Jenn points out that through all of this, he’s not listening to her.
She asks him one more time to explain what he sees in her and he says, “Your passion for love, your desire for wanting a family.”
Then he tops it off with this little gem, “Fact of the matter is there are people out there with the same characteristics as you and I’ve had those people in front of me. I feel like you’re looking at me waiting for these answers with words.”
Sam is now floundering. He can see the walls closing in. “You’re pouring into my emotional part,” he says.
I think I read an alien romance where that happened.
I love it when these guys shit all over themselves.
She repeatedly asks him to tell her one thing he knows about her, and he can’t do it. He just keeps repeating that he loves her.
Jenn goes into the hall to tell the producers that this is a fucking train wreck.
She goes back into Sam’s room and basically says he’s self-focused and this isn’t working. She gives him a tense hug and walks out. Sam takes off the suit jacket he’s wearing and packs it. So he’s just packing the clothes he’s wearing then?
Then he says the energy Jenn brought was “dull,” and “I will always keep the main thing the main thing.”
Picasso is my main thing.
During The Dreaded Rose Ceremony, Jenn sends home Spencer and Grant. That makes her final four Devin, Marcus, Jeremy and Jonathan.
Who wants to bet Sam shows up again?
That’s it, are you watching?
Picasso is such a sweetie!!
I’m here for the gifs. Thank you Elyse.
You know you could just show us cat pictures and make up random crap about a whole bunch of random names, and most of us wouldn’t know the difference – or care as long as we got the cat pictures – right?

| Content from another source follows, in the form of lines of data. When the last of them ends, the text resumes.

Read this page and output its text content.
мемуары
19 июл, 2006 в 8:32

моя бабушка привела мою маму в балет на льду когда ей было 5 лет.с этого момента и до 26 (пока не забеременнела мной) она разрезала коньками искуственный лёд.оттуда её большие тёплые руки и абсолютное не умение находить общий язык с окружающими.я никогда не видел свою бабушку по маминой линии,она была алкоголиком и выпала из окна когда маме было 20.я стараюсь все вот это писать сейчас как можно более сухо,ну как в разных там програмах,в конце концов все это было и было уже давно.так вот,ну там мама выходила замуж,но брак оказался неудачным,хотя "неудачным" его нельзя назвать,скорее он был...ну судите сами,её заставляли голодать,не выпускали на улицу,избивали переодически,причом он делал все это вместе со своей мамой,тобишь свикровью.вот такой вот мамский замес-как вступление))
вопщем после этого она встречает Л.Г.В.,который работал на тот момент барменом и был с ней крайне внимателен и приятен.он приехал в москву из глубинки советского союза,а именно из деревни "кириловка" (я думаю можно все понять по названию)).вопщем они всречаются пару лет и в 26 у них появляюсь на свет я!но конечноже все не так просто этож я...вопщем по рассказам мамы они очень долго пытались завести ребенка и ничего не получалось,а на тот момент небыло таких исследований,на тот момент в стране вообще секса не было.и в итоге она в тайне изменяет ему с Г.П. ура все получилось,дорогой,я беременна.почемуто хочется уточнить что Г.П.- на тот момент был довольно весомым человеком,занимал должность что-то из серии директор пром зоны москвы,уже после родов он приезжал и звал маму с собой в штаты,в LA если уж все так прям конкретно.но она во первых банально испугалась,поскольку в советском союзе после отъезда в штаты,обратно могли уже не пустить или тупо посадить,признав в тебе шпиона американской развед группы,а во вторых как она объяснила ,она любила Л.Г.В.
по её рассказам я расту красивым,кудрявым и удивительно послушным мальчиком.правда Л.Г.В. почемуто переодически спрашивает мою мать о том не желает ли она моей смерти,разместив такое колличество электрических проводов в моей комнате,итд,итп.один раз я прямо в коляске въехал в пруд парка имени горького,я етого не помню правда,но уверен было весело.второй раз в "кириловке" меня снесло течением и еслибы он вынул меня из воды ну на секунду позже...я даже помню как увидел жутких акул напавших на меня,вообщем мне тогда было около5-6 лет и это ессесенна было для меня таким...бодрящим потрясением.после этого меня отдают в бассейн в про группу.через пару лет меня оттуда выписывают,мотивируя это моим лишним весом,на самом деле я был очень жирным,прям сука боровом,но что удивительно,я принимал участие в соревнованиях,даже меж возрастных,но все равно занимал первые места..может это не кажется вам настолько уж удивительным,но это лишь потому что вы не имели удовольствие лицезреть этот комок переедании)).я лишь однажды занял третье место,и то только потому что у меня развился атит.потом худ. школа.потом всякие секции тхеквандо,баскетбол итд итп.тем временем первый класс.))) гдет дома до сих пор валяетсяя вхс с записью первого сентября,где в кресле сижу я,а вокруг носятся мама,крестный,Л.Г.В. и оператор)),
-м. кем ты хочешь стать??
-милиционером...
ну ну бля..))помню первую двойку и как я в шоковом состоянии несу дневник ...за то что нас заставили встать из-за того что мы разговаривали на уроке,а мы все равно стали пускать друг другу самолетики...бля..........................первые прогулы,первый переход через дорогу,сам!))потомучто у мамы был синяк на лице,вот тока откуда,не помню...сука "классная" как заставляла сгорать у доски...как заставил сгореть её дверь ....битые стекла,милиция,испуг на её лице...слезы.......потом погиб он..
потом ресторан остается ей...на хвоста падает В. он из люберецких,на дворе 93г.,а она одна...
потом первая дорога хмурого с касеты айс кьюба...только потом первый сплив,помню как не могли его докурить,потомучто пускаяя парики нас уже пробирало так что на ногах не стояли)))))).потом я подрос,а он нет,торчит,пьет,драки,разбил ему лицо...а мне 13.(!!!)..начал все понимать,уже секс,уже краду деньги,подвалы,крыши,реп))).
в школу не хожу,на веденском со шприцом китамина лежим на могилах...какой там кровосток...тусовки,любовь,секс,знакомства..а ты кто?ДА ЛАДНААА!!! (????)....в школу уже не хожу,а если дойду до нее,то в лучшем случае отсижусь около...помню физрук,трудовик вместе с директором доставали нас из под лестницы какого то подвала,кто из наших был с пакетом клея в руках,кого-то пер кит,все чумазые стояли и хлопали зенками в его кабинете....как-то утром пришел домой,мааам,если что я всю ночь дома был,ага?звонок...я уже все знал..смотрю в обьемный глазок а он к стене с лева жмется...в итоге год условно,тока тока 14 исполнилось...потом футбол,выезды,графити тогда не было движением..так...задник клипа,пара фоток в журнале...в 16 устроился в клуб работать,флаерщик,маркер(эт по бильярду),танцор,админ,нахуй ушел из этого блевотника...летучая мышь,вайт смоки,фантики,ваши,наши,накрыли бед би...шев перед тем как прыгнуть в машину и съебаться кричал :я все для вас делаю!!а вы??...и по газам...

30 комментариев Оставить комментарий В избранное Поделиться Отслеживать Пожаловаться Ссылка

I have a tomcat that is Picasso in orange and white and can confirm, he too is handsome, robust and soft and nothing beats a big old chonky tomcat purr. He’s better than any of the men on this show. #PicassoForJenn
Picasso is such a cutie, such a lil’ teddy bear chonk…
Well I’m glad Sam’s gone–that’s the guy who pressured her into jumping off a bridge because all her friends…uh I mean, the producers wanted her to, right? I’m reminded a little of that not-Disney princess movie The Swan Princess where the prince says he loves her because she’s beautiful and when she says “what else?” he just says “what else is there?”

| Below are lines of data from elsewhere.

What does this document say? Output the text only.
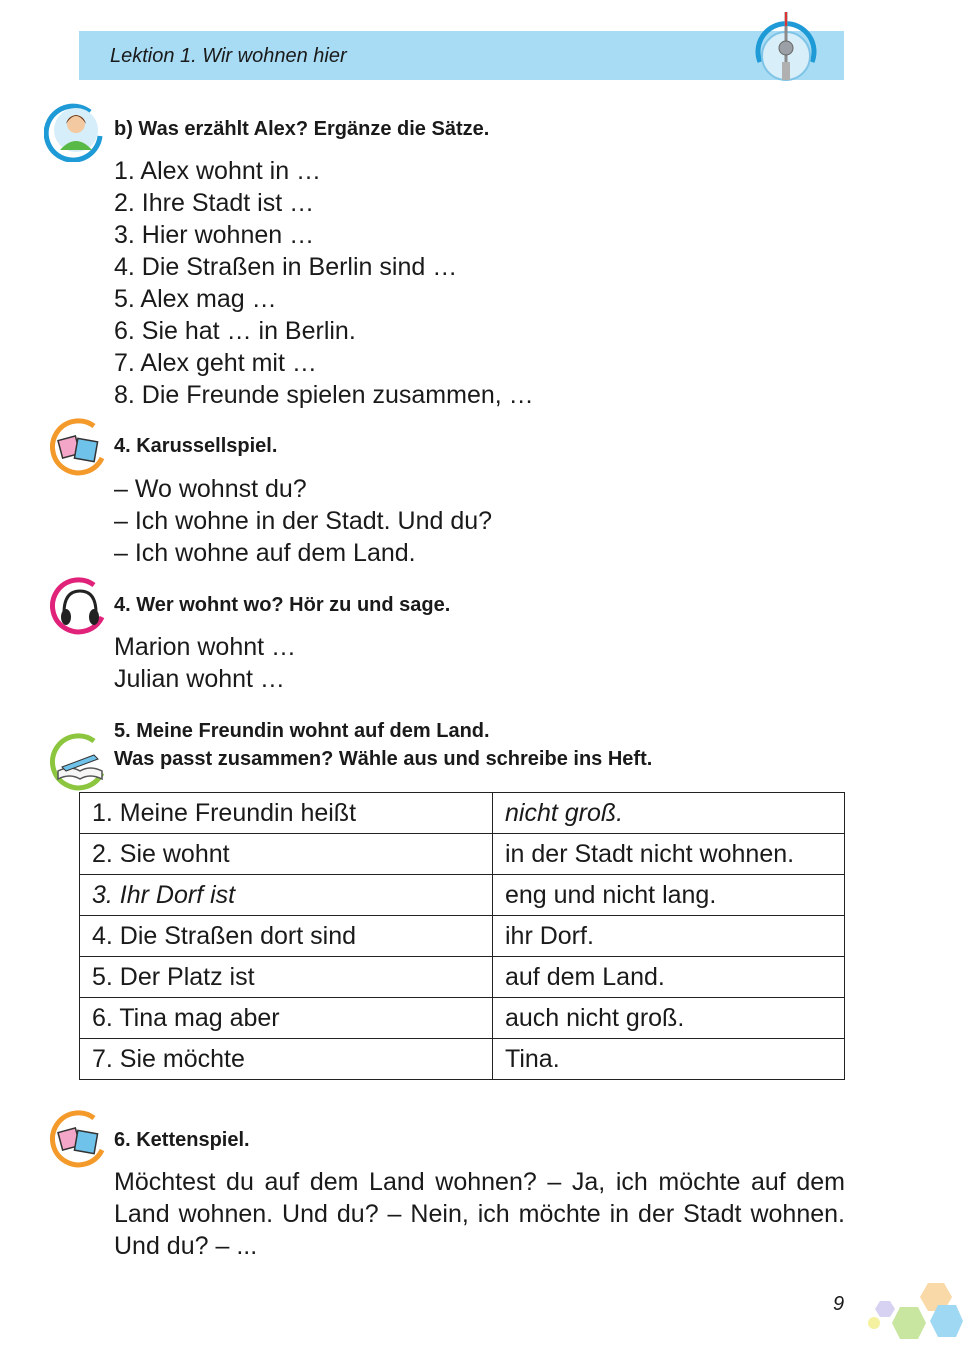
Lektion 1. Wir wohnen hier
b) Was erzählt Alex? Ergänze die Sätze.
1. Alex wohnt in …
2. Ihre Stadt ist …
3. Hier wohnen …
4. Die Straßen in Berlin sind …
5. Alex mag …
6. Sie hat … in Berlin.
7. Alex geht mit …
8. Die Freunde spielen zusammen, …
4. Karussellspiel.
– Wo wohnst du?
– Ich wohne in der Stadt. Und du?
– Ich wohne auf dem Land.
4. Wer wohnt wo? Hör zu und sage.
Marion wohnt …
Julian wohnt …
5. Meine Freundin wohnt auf dem Land.
Was passt zusammen? Wähle aus und schreibe ins Heft.
1. Meine Freundin heißt	nicht groß.
2. Sie wohnt	in der Stadt nicht wohnen.
3. Ihr Dorf ist	eng und nicht lang.
4. Die Straßen dort sind	ihr Dorf.
5. Der Platz ist	auf dem Land.
6. Tina mag aber	auch nicht groß.
7. Sie möchte	Tina.
6. Kettenspiel.
Möchtest du auf dem Land wohnen? – Ja, ich möchte auf dem Land wohnen. Und du? – Nein, ich möchte in der Stadt wohnen. Und du? – ...
9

Jeremy surprisingly doesn’t disclose any trauma… Hey, that puts him ahead in my book. I’m not against the contestants sharing their trauma, but the fact it’s constantly used as drama bait by the show–to the point we can predict they’ll have to come up with some sort of traumatic backstory when they get their one-on-one date–has always been gross.
At least we’re in the home stretch.
As @Kris Bock said, cat pics and nonsense works for me!
Picasso is definitely the best option (for all of us), but it sounds like Jeremy broke the “trauma bonding” mold and that sounds (relatively) healthy. Sam sounds like a walking red flag and needs to un-Dude Bro himself and learn how to communicate – yes, with WORDS.